Transportation Initiatives

Indego Bike Share
The City of Philadelphia and Independence Blue Cross are partnering to bring Indego to Philadelphia in spring 2015. Philadelphia will launch a bike share system with over 60 stations and 600 bikes and join other leading cities, including Washington DC, Boston, Chicago, New York, Denver, Toronto, Montreal, London and Paris, in offering a bike sharing system. Bike sharing is an affordable, healthy, safe, sustainable addition to a city’s transportation options. For more information about Indego, visit

Pedestrian Safety
In 2013 the City of Philadelphia experienced over 1800 pedestrians being hit by drivers and of those, 37 pedestrians were killed. In an effort to make our roads safer The City of Philadelphia received a competitive grant from the National Highway Traffic Safety Administration in 2014 to engage Philadelphians in a conversation around road safety in an innovative manner. The resulting campaign is It's Road Safety, Not Rocket Science.

Growing Philadelphia’s Bike Lane Network
Philadelphia has well over 200 miles of bike lanes. MOTU’s challenge has been to connect the disparate legs of this network and bring those who ride bikes into the heart of Philadelphia. The Spruce – Pine Bike Lanes connect both sides of Center City with a protected bike lane. Planned North-South Connectors will make it easier for bicyclists to come into Center City. MOTU’s bike lane network expansion has made it easier for bicyclists to get around and has made it safer for everybody. For a map and comprehensive listing of Philadelphia's Bike Routes, click here. (Photo by Kyle Gradinger)

Transit First
The Transit First Initiative is a collaborative venture between the City of Philadelphia and SEPTA, to smooth inefficiencies between City and SEPTA operations and improve transit service on key routes. The Transit First Initiative has helped improve operations at the Frankford Transportation Center, was the force behind upcoming transit signal prioritization projects on key corridors.

South Street Bridge
When the South Street Bridge closed in December of 2008, the Mayor’s Office of Transportation and Utilities worked closely with local stakeholders to make sure that when it was rebuilt, it would serve all users, from pedestrians to bicyclists, and not just motorists. The bridge re-opened in November 2010, on budget and on schedule, to great public fanfare.

40th Street Bridge
The 40th Street Bridge currently spans over AMTRAK’s New York-Harrisburg- Pittsburgh line. SEPTA’s Main Line Commuter trains also share these tracks. Due to structural deficiencies, the current bridge was closed to traffic on August 17, 2007. On December 15, 2010, construction work commenced to completely remove and replace the existing 40th Street Bridge. The new 40th Street Bridge is being built along the same alignment, with slightly wider sidewalks. The bridge reopened in November 2010.

Airport Expansion
The Philadelphia International Airport (PHL) is Philadelphia’s gateway to the world. The Office has supported the Airport’s FAA approved $5.2 billion expansion which aims to reduce chronic delays and accommodate 50 years worth of growth in traffic. This expansion will lengthen two runways, build a fifth runway, and develop a new commuter terminal, additional gates, parking, and an automated “people mover” along with a new hub for rental cars. The project will take 13 years to complete, by which point the airport will be serving approximately 60 million passengers and will reduce delay time to 5.2 minutes. The project will create 2,880 airport jobs once complete and will employ 3,700 construction jobs a year during construction.
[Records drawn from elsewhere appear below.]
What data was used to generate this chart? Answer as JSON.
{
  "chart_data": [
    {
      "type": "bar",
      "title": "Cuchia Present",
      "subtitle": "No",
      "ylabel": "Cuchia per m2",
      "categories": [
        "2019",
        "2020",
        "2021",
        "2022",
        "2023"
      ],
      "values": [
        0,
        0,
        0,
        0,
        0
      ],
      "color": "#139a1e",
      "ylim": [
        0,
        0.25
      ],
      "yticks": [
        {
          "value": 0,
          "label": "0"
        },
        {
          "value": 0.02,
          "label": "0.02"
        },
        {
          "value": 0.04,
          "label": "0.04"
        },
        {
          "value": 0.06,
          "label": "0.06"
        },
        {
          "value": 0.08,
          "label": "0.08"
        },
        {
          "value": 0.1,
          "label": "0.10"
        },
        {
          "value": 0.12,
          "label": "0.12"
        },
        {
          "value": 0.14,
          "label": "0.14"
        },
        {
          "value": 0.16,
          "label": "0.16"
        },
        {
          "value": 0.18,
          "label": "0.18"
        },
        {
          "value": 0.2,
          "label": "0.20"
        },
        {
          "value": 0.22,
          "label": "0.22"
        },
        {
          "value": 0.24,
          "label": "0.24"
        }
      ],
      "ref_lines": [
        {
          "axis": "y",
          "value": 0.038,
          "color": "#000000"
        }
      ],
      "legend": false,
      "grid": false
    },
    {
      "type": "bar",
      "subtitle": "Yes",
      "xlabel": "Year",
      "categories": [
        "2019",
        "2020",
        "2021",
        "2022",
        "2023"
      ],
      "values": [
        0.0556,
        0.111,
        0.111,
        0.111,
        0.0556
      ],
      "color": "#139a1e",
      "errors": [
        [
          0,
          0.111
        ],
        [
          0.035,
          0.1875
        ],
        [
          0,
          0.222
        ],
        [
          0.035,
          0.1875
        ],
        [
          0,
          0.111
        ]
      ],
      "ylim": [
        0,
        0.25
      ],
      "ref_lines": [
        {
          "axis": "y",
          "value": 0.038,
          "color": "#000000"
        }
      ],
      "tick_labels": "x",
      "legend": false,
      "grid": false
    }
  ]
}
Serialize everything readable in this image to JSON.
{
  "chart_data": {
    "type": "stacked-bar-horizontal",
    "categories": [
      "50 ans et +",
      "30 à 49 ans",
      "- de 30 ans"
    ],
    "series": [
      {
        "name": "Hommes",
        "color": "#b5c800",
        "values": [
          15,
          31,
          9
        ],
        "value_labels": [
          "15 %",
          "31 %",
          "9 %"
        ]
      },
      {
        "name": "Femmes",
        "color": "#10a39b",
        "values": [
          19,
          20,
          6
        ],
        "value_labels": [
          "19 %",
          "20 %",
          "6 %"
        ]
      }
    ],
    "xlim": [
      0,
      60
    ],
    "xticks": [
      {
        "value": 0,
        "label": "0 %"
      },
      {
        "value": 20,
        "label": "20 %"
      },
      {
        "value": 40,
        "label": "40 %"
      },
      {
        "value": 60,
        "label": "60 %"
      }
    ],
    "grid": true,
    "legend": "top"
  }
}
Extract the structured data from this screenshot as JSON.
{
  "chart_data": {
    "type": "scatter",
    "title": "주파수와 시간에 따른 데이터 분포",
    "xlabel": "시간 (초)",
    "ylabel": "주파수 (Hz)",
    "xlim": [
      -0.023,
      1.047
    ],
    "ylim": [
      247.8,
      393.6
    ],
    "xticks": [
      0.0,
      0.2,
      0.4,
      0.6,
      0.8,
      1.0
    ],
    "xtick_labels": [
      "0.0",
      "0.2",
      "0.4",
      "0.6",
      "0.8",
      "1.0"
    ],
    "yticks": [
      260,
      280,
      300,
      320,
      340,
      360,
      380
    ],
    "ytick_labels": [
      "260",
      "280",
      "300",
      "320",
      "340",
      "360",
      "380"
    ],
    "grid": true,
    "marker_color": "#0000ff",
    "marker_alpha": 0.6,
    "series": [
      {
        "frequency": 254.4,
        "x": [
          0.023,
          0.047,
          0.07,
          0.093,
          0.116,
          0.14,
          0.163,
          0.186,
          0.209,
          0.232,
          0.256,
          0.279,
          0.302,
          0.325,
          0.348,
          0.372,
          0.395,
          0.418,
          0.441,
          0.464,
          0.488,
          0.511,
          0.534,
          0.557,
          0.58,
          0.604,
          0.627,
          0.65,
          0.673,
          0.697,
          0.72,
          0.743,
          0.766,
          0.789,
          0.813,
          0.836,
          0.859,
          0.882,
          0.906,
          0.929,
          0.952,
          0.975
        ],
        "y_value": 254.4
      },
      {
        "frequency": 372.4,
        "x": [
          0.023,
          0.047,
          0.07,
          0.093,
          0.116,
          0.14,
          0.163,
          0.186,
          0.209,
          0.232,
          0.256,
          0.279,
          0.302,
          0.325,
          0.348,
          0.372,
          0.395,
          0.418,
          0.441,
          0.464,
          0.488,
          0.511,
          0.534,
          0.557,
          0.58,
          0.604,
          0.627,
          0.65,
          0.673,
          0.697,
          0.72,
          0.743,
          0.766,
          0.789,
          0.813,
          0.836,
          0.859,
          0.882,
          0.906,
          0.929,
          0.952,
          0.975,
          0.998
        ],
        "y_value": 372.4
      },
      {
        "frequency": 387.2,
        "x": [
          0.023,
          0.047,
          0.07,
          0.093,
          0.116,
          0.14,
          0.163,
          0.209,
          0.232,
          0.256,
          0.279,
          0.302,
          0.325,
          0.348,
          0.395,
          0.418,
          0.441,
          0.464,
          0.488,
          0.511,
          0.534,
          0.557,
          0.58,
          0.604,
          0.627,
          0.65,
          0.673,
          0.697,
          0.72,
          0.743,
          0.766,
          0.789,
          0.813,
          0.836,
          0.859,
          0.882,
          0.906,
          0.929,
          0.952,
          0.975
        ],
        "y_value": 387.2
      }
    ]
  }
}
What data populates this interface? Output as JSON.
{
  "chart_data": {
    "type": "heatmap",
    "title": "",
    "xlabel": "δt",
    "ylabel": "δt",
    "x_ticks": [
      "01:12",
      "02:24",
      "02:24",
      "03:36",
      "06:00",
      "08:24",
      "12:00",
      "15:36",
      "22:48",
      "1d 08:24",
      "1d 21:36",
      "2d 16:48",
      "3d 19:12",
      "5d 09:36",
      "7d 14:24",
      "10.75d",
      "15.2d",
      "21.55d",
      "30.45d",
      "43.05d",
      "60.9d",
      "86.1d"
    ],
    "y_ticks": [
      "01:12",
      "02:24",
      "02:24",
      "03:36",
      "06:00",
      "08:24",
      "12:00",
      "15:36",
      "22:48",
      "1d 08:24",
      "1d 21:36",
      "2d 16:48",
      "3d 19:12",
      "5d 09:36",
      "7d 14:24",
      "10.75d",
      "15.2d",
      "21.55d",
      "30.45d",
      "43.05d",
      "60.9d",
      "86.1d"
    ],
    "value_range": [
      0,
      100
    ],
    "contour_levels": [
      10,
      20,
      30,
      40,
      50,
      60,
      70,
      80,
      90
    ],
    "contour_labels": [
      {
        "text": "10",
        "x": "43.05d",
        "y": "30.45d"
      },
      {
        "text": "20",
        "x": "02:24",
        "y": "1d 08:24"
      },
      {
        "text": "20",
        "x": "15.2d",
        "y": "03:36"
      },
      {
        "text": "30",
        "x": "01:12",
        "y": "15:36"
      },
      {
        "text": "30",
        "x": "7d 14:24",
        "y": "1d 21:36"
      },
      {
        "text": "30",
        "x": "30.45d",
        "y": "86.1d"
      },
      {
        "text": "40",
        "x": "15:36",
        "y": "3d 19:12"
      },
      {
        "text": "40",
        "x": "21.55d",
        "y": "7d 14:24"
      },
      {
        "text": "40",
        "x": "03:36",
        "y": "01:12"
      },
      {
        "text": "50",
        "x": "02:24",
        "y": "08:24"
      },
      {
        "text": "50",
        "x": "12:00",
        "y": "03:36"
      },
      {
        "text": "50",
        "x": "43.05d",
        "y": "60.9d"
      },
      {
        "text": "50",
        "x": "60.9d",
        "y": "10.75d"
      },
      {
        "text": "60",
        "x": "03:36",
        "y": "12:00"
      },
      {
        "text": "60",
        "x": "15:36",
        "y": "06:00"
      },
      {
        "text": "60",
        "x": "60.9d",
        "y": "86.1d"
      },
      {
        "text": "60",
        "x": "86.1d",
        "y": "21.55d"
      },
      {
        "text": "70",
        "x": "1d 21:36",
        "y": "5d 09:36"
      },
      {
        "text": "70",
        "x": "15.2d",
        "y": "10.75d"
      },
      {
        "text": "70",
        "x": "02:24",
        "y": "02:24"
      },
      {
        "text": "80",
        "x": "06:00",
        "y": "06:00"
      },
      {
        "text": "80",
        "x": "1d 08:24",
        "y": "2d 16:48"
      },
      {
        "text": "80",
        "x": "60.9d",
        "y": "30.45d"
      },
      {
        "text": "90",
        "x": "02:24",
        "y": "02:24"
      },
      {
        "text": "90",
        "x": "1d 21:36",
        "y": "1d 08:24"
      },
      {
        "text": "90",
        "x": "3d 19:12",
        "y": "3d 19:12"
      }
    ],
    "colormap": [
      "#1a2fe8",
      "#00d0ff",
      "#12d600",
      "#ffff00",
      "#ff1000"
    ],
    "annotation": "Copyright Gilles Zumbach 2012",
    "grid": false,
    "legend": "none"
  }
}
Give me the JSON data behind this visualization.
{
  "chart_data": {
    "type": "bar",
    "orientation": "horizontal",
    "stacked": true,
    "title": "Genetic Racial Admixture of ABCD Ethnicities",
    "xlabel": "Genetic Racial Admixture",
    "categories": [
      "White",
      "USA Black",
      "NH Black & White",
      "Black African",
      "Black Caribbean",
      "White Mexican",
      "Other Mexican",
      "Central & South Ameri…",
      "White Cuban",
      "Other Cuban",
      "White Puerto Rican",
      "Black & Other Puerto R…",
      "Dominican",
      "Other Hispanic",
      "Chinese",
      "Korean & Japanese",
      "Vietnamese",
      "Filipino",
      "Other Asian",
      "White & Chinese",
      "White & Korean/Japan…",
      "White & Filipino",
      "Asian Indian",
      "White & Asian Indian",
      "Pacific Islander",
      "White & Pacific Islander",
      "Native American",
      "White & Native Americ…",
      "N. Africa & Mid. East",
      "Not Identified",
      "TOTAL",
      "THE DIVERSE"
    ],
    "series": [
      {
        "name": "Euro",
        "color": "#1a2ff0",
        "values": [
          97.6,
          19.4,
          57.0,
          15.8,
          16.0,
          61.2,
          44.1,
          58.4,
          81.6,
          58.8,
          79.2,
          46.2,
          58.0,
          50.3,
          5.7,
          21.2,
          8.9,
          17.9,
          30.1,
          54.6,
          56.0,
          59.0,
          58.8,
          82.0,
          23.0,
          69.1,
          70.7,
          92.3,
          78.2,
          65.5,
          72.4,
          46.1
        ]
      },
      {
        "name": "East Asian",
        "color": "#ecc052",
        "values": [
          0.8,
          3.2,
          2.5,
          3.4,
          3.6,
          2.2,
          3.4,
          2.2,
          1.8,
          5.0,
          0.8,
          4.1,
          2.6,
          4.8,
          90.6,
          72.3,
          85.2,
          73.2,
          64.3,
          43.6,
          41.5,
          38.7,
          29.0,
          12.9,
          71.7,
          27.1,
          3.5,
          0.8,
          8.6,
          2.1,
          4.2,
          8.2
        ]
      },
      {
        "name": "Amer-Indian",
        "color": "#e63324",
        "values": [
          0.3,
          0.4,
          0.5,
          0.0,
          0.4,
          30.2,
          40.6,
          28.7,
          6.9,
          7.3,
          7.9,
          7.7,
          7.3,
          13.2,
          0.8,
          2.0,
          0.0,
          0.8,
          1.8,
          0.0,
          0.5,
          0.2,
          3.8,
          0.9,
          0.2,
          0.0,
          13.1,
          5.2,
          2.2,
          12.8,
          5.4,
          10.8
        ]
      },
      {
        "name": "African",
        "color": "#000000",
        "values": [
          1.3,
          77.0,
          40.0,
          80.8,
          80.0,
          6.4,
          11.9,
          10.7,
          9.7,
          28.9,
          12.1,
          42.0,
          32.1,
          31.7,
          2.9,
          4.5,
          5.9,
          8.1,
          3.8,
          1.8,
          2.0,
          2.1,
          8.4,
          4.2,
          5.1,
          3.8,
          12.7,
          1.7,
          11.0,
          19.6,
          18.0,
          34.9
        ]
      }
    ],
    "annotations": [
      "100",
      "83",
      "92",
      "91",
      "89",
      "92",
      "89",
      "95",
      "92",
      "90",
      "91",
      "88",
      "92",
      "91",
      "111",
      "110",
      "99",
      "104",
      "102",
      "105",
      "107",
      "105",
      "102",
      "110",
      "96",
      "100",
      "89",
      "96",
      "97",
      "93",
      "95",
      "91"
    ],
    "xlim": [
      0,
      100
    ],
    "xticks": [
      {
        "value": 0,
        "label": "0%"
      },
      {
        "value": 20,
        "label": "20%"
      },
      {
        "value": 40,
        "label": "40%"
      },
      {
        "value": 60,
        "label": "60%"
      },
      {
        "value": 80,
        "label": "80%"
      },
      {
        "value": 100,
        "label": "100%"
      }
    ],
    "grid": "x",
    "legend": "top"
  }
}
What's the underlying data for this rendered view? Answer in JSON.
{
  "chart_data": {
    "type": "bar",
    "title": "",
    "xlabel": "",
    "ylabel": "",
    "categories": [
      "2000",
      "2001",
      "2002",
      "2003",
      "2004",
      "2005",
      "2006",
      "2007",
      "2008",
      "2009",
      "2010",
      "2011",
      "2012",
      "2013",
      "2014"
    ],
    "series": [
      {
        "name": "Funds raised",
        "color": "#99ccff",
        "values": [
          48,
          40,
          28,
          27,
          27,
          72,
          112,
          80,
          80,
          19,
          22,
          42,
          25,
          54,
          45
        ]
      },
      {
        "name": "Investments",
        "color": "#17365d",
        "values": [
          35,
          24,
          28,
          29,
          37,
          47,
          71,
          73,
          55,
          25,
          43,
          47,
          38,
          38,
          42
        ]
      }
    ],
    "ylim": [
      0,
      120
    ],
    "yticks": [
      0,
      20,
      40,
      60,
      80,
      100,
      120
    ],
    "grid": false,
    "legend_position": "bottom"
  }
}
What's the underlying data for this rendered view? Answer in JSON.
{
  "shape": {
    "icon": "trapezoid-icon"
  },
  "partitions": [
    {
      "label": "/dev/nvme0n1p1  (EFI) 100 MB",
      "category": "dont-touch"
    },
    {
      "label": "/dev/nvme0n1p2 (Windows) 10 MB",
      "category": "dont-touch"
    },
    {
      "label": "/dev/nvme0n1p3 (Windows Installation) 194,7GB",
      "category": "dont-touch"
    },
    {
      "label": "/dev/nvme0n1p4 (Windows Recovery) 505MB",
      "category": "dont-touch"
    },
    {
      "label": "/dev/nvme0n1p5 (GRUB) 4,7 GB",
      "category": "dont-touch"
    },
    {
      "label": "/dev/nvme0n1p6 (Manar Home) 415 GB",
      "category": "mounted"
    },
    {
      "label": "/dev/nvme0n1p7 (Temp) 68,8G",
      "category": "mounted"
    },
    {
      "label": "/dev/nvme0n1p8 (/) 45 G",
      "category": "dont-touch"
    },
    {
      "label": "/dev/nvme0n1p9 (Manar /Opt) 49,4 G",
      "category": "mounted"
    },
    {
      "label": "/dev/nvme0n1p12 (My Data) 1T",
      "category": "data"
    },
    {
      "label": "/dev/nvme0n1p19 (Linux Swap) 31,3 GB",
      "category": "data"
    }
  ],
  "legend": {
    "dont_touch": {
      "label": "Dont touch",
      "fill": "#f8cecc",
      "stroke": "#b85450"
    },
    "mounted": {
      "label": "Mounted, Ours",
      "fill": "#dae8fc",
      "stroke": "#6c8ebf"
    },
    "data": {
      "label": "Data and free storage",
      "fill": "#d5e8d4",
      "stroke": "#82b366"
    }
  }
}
Center City Mobility Enhancement
Philadelphians love to complain, and they love to complain about traffic. However the Mayor’s Office of Transportation and Utilities is trying to make sure that they have less to complain about, and is working with the Parking Authority and with the Police Department to relieve congestion.

Schuylkill River Parks Connector Bridge
In 2007, the City and CSX signed an agreement to allow at-grade crossing of CSX’s tracks in order to access the Schuylkill River. As a part of the agreement, the City built a bridge crossing the tracks near Locust St. This bridge provides access to the Schuylkill River trail from Center City without the need to cross railroad tracks.